“Dois anos sem Paulo Silva, o poeta!”

Texto de 11/12/2022 em memória ao amigo e escritor Paulo Silva:

Numa manhã chuvosa de sábado, 26/11, passado das 11, próximo do meio dia foi a minha última experiência física com um dos caras mais inspiradores, humanista, polêmico, sábio e generoso que a coexistência me presenteou.

Aquele cerne alto, forte, de barba branca, com sua pala de lã e chapéu deu lugar ao homem em repouso, com muitos quilos consumidos pelo desgaste dos anos que todo ser vivo um dia há de passar; sem exceção; como um bilhete para uma próxima estação.

Dividindo a atenção com o jogo da copa que assistia até a quebra do gelo de “aí beleza, como tá?” foram alguns minutos para sair da formalidade natural destas visitas fora de rotina.

Entre uma pergunta e outra a conversa foi evoluindo, o controle da TV foi ficando de lado e a prosa; a que seria a derradeira; tomou corpo, como as de outrora pelas noite a dentro.

Perguntado se estava mantendo o hábito da leitura, disse que não; perguntei se ainda estava com algum texto em andamento, também não, sem clima para inspiração, com o dedo indicador em riste para cima “estou indo, o Homem me quer lá, Ele quer, mas sou teimoso, Ele me conhece!”.

Pausa, aquela baixada de cabeça e para quebrar o segundo gelo a iniciativa foi dele, e como não poderia de ser deu aquela espezinhada no presidente, com sorrisos e aquela esperança de mudança que tanto tretou com os amigos por aqui, assunto que rendeu ótima resenha.

Esgotado este tema, veio à tona o falido Paranito, e com isto o terceiro gelo. Desta feita quebrei com aquela rivalidade lá dos anos 80: ele Pinheiros, eu Colorado, um rico em patrimônio e o outro só torcida, e nesta linha fomos mapeando no que deu de errado numa trajetória tão vitoriosa do time da Vila. Conclusão: caímos na política novamente e sua ferida, a corrupção! Pausa pro cafezinho servido pela família, veio o silêncio do quarto gelo. Fiquei na minha; deixei prá ele. Desviou a atenção pro jogo e eu ali, tomando café.

Até que solta esta: “agora só bebo água”, resignado pelas circunstâncias. No embalo perguntei se era hipertenso, “sim, mas pressão sob controle com um comprimido pela manhã”; e diabete, tem? Aí entra a espiritualidade e a genialidade do poeta, do escritor: ” pô bicho, você não acha que um cancerzinho já não tá bom, tem que ter diabete também?” seguido de risos, pois este era o seu forte, sair das sinuca de bico da vida com humor, elegância, ironia. Outros temas fortuitos rolaram, permeados entre pausas e risadas.

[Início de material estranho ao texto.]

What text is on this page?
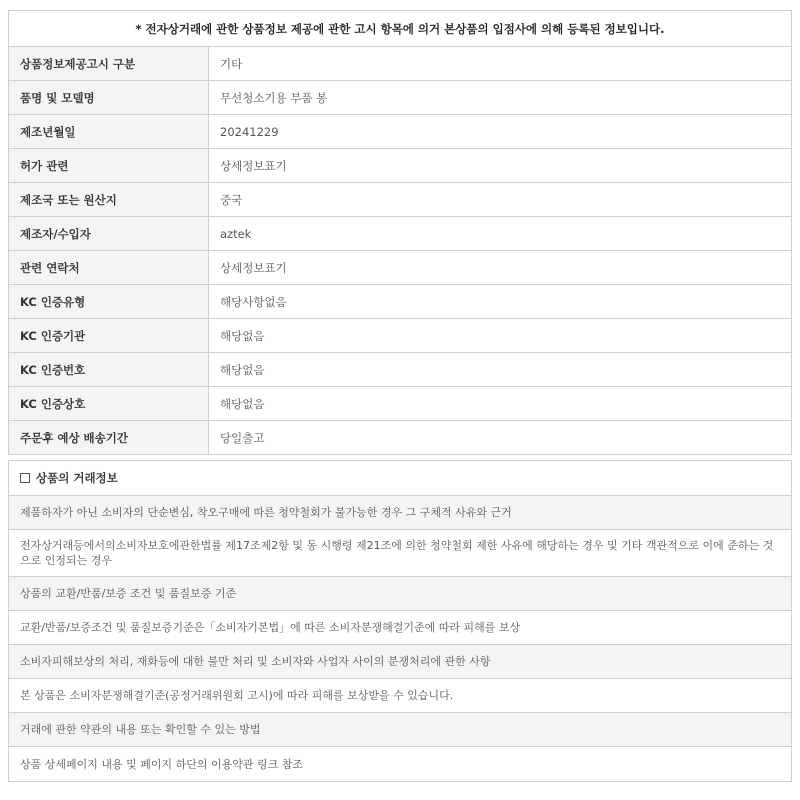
* 전자상거래에 관한 상품정보 제공에 관한 고시 항목에 의거 본상품의 입점사에 의해 등록된 정보입니다.
상품정보제공고시 구분	기타
품명 및 모델명	무선청소기용 부품 봉
제조년월일	20241229
허가 관련	상세정보표기
제조국 또는 원산지	중국
제조자/수입자	aztek
관련 연락처	상세정보표기
KC 인증유형	해당사항없음
KC 인증기관	해당없음
KC 인증번호	해당없음
KC 인증상호	해당없음
주문후 예상 배송기간	당일출고
상품의 거래정보
제품하자가 아닌 소비자의 단순변심, 착오구매에 따른 청약철회가 불가능한 경우 그 구체적 사유와 근거
전자상거래등에서의소비자보호에관한법률 제17조제2항 및 동 시행령 제21조에 의한 청약철회 제한 사유에 해당하는 경우 및 기타 객관적으로 이에 준하는 것으로 인정되는 경우
상품의 교환/반품/보증 조건 및 품질보증 기준
교환/반품/보증조건 및 품질보증기준은「소비자기본법」에 따른 소비자분쟁해결기준에 따라 피해를 보상
소비자피해보상의 처리, 재화등에 대한 불만 처리 및 소비자와 사업자 사이의 분쟁처리에 관한 사항
본 상품은 소비자분쟁해결기준(공정거래위원회 고시)에 따라 피해를 보상받을 수 있습니다.
거래에 관한 약관의 내용 또는 확인할 수 있는 방법
상품 상세페이지 내용 및 페이지 하단의 이용약관 링크 참조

Chegada a hora do abraço final, ele enfim levantou e me acompanhou até a porta da saída. Dificilmente esquecerei aquele abraço, a energia, o afeto, a amizade, que hoje está lá, guardado a sete chaves na leveza da alma.

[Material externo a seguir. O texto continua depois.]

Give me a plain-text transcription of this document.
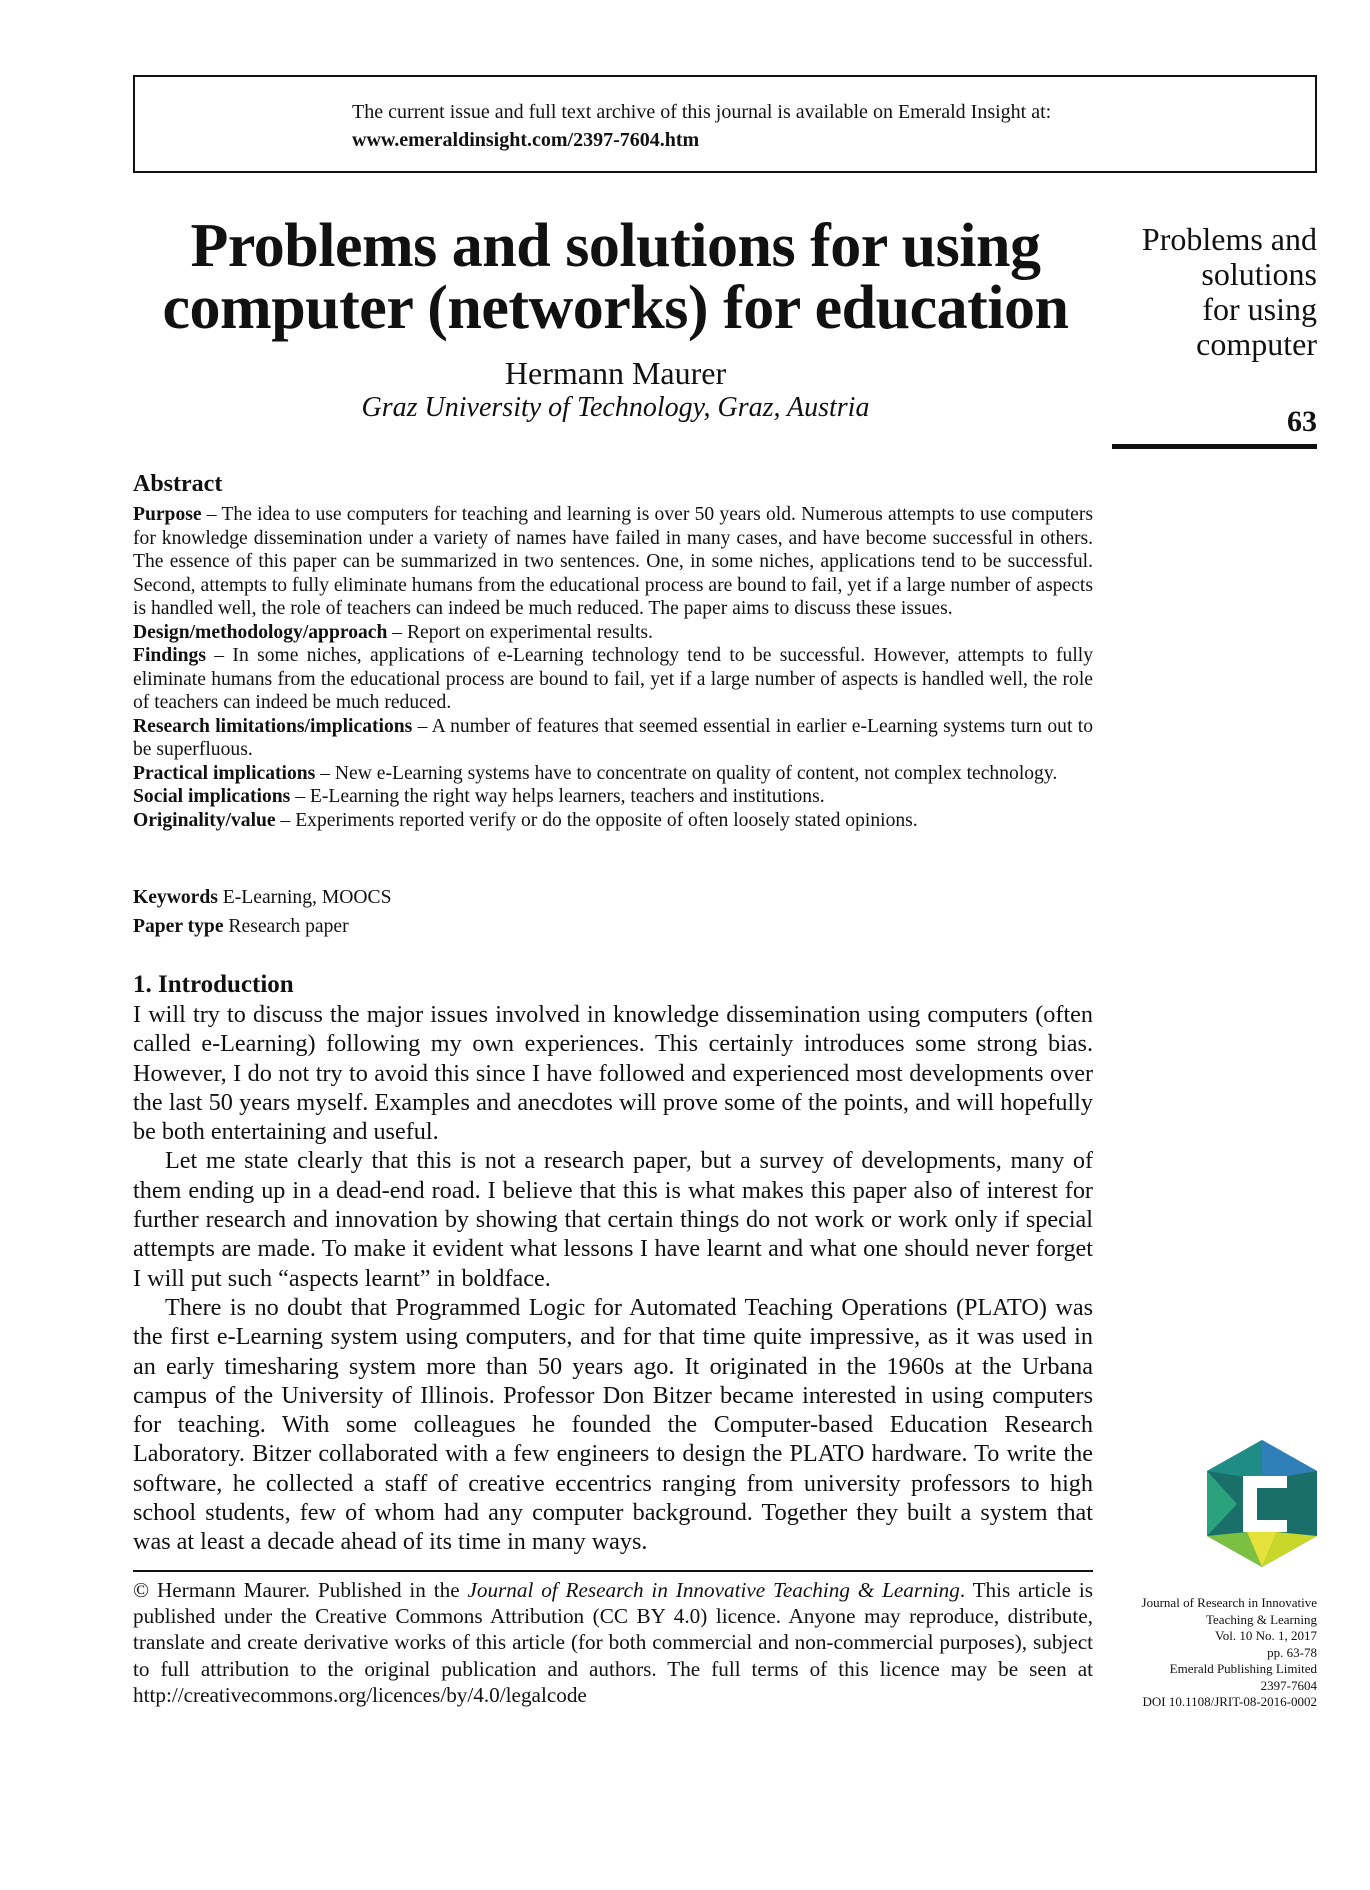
The current issue and full text archive of this journal is available on Emerald Insight at:
www.emeraldinsight.com/2397-7604.htm
Problems and solutions for using
computer (networks) for education
Hermann Maurer
Graz University of Technology, Graz, Austria
Problems and
solutions
for using
computer
63
Abstract

Purpose – The idea to use computers for teaching and learning is over 50 years old. Numerous attempts to use computers for knowledge dissemination under a variety of names have failed in many cases, and have become successful in others. The essence of this paper can be summarized in two sentences. One, in some niches, applications tend to be successful. Second, attempts to fully eliminate humans from the educational process are bound to fail, yet if a large number of aspects is handled well, the role of teachers can indeed be much reduced. The paper aims to discuss these issues.

Design/methodology/approach – Report on experimental results.

Findings – In some niches, applications of e-Learning technology tend to be successful. However, attempts to fully eliminate humans from the educational process are bound to fail, yet if a large number of aspects is handled well, the role of teachers can indeed be much reduced.

Research limitations/implications – A number of features that seemed essential in earlier e-Learning systems turn out to be superfluous.

Practical implications – New e-Learning systems have to concentrate on quality of content, not complex technology.

Social implications – E-Learning the right way helps learners, teachers and institutions.

Originality/value – Experiments reported verify or do the opposite of often loosely stated opinions.

Keywords E-Learning, MOOCS
Paper type Research paper
1. Introduction

I will try to discuss the major issues involved in knowledge dissemination using computers (often called e-Learning) following my own experiences. This certainly introduces some strong bias. However, I do not try to avoid this since I have followed and experienced most developments over the last 50 years myself. Examples and anecdotes will prove some of the points, and will hopefully be both entertaining and useful.

Let me state clearly that this is not a research paper, but a survey of developments, many of them ending up in a dead-end road. I believe that this is what makes this paper also of interest for further research and innovation by showing that certain things do not work or work only if special attempts are made. To make it evident what lessons I have learnt and what one should never forget I will put such “aspects learnt” in boldface.

There is no doubt that Programmed Logic for Automated Teaching Operations (PLATO) was the first e-Learning system using computers, and for that time quite impressive, as it was used in an early timesharing system more than 50 years ago. It originated in the 1960s at the Urbana campus of the University of Illinois. Professor Don Bitzer became interested in using computers for teaching. With some colleagues he founded the Computer-based Education Research Laboratory. Bitzer collaborated with a few engineers to design the PLATO hardware. To write the software, he collected a staff of creative eccentrics ranging from university professors to high school students, few of whom had any computer background. Together they built a system that was at least a decade ahead of its time in many ways.

© Hermann Maurer. Published in the Journal of Research in Innovative Teaching & Learning. This article is published under the Creative Commons Attribution (CC BY 4.0) licence. Anyone may reproduce, distribute, translate and create derivative works of this article (for both commercial and non-commercial purposes), subject to full attribution to the original publication and authors. The full terms of this licence may be seen at http://creativecommons.org/licences/by/4.0/legalcode
Journal of Research in Innovative
Teaching & Learning
Vol. 10 No. 1, 2017
pp. 63-78
Emerald Publishing Limited
2397-7604
DOI 10.1108/JRIT-08-2016-0002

Paulo Silva , seu Beatlemaníaco, “Yesterday” agora será junto com o John; as suas declamações poéticas naquelas saideiras intermináveis agora serão com o próprio Fernando Pessoa; Helena Kolody te aguarda para aqueles Haicai e suas redondilhas; Paulo Leminski na espera para uma saideira literária; a velha guarda do Clube União em festa para aquela peleia de bocha; o Berta, o Caveira e o Flores para uma trucada; o Gordo Alfredo para aquele churras de quarta. Sásirva meu velho, fica minha gratidão pelos ensinamentos, convívio, pela escola literária, poesias, sonetos e crônicas que tanto me encantou com os seus mais variados temas: dos amores perdidos, dos divertidos apelidos, do cotidiano, da infância, do amor pela natureza, da exaltação da nossa cidade. Citando um poeta latino-americano, “morrer é fechar os olhos para ver melhor”; e concluindo com Frei Leonardo Boff, “Agora vê Deus face a face”, descanse na paz da “Réquiem de suas Borboletas”!